Hari ini, tepat tiga hari yang dijanjikan patriark Xiao. Ye Chen, Jiang Kun dan He Liang duduk bersama mendengarkan keterangan orang suruhan pusat kota.
"Ini aneh," ucap patriark Xiao. "Orang-orang itu berhenti meneror dan menculik penduduk desa. Apa kau tau dari mana orang-orang itu muncul?"
"Patriark, menurut kabar, awalnya mereka muncul dari desa Jiang lalu meluas ke daerah sekitarnya.

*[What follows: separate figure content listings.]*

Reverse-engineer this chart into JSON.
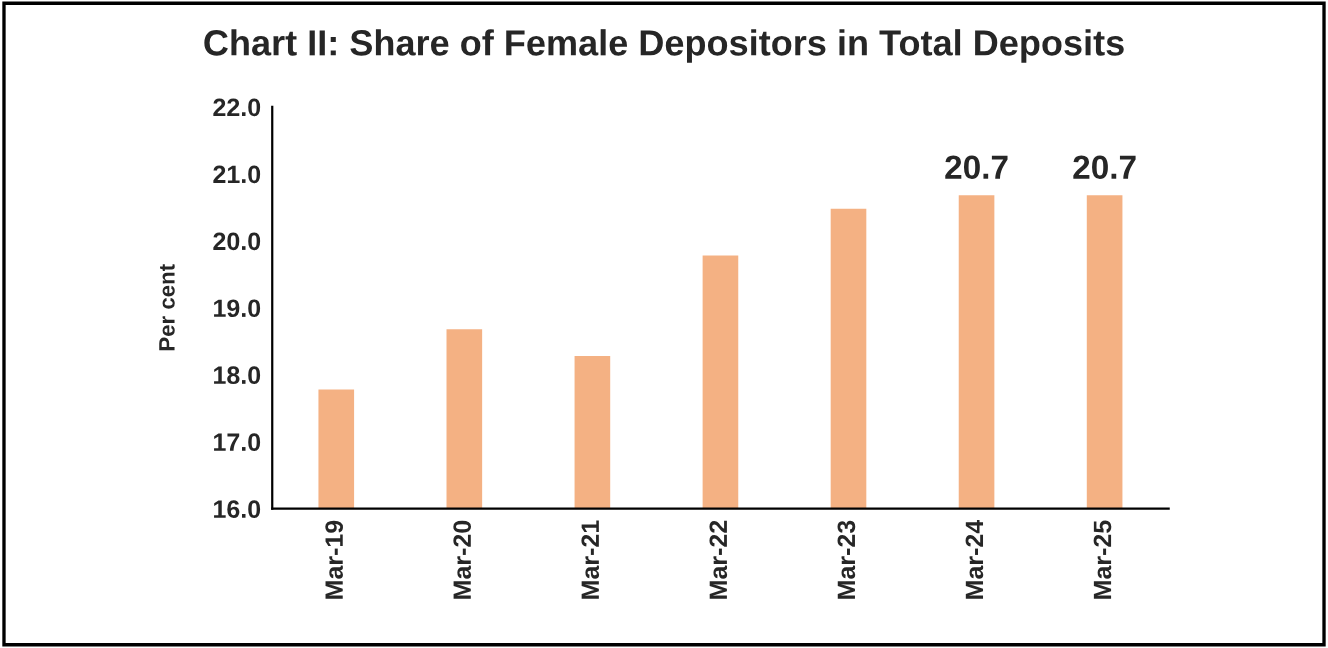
{
  "chart_data": {
    "type": "bar",
    "title": "Chart II: Share of Female Depositors in Total Deposits",
    "ylabel": "Per cent",
    "categories": [
      "Mar-19",
      "Mar-20",
      "Mar-21",
      "Mar-22",
      "Mar-23",
      "Mar-24",
      "Mar-25"
    ],
    "values": [
      17.8,
      18.7,
      18.3,
      19.8,
      20.5,
      20.7,
      20.7
    ],
    "value_labels": [
      null,
      null,
      null,
      null,
      null,
      "20.7",
      "20.7"
    ],
    "color": "#f4b183",
    "ylim": [
      16.0,
      22.0
    ],
    "yticks": [
      {
        "value": 16,
        "label": "16.0"
      },
      {
        "value": 17,
        "label": "17.0"
      },
      {
        "value": 18,
        "label": "18.0"
      },
      {
        "value": 19,
        "label": "19.0"
      },
      {
        "value": 20,
        "label": "20.0"
      },
      {
        "value": 21,
        "label": "21.0"
      },
      {
        "value": 22,
        "label": "22.0"
      }
    ],
    "grid": false,
    "legend": false
  }
}
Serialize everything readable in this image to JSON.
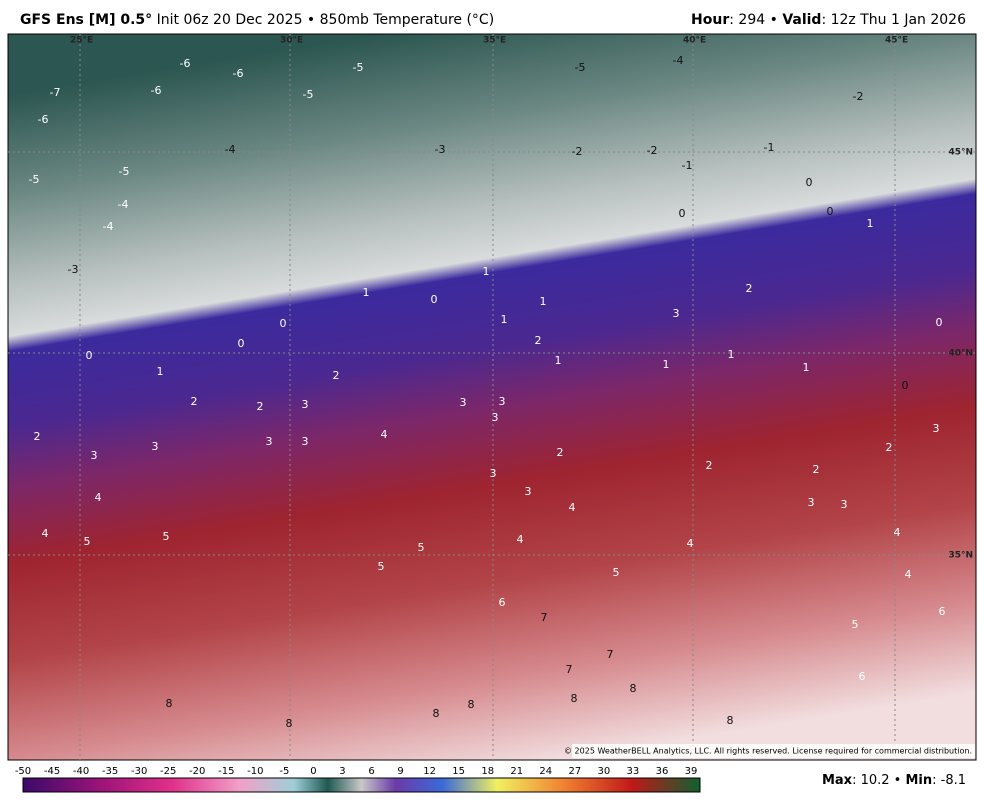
{
  "header": {
    "left": [
      {
        "text": "GFS Ens [M] 0.5°",
        "bold": true
      },
      {
        "text": " Init 06z 20 Dec 2025 • 850mb Temperature (°C)",
        "bold": false
      }
    ],
    "right": [
      {
        "text": "Hour",
        "bold": true
      },
      {
        "text": ": 294 • ",
        "bold": false
      },
      {
        "text": "Valid",
        "bold": true
      },
      {
        "text": ": 12z Thu 1 Jan 2026",
        "bold": false
      }
    ]
  },
  "map": {
    "longitudes": [
      "25°E",
      "30°E",
      "35°E",
      "40°E",
      "45°E"
    ],
    "latitudes": [
      "45°N",
      "40°N",
      "35°N"
    ],
    "contour_labels": [
      -7,
      -6,
      -6,
      -6,
      -6,
      -5,
      -5,
      -5,
      -5,
      -5,
      -4,
      -4,
      -4,
      -4,
      -3,
      -3,
      -2,
      -2,
      -2,
      -1,
      -1,
      0,
      0,
      0,
      0,
      0,
      0,
      0,
      0,
      0,
      1,
      1,
      1,
      1,
      1,
      1,
      1,
      1,
      1,
      1,
      2,
      2,
      2,
      2,
      2,
      2,
      2,
      2,
      2,
      2,
      3,
      3,
      3,
      3,
      3,
      3,
      3,
      3,
      3,
      3,
      3,
      3,
      3,
      3,
      4,
      4,
      4,
      4,
      4,
      4,
      4,
      4,
      5,
      5,
      5,
      5,
      5,
      5,
      6,
      6,
      6,
      7,
      7,
      7,
      8,
      8,
      8,
      8,
      8,
      8,
      8
    ],
    "copyright": "© 2025 WeatherBELL Analytics, LLC. All rights reserved. License required for commercial distribution."
  },
  "colorbar": {
    "ticks": [
      -50,
      -45,
      -40,
      -35,
      -30,
      -25,
      -20,
      -15,
      -10,
      -5,
      0,
      3,
      6,
      9,
      12,
      15,
      18,
      21,
      24,
      27,
      30,
      33,
      36,
      39
    ]
  },
  "footer": {
    "parts": [
      {
        "text": "Max",
        "bold": true
      },
      {
        "text": ": 10.2 • ",
        "bold": false
      },
      {
        "text": "Min",
        "bold": true
      },
      {
        "text": ": -8.1",
        "bold": false
      }
    ]
  }
}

Saat ini gelombang pengungsi pertama mungkin sudah tiba di perbatasan."
"Seberapa jauh jarak ke perbatasan?" Ye Chen bertanya.
"Sekitar lima hari perjalanan menggunakan hewan udara."
"Jiang Kun, bersiaplah kita berangkat sekarang." ajak Ye Chen. "Patriark terima kasih untuk semuanya. Kami berangkat sekarang."
"Tunggu sebentar. Aku ikut denganmu." ucap Patriark Xiao lalu memanggil penatua Xiao untuk menyiapkan kendaraan udara.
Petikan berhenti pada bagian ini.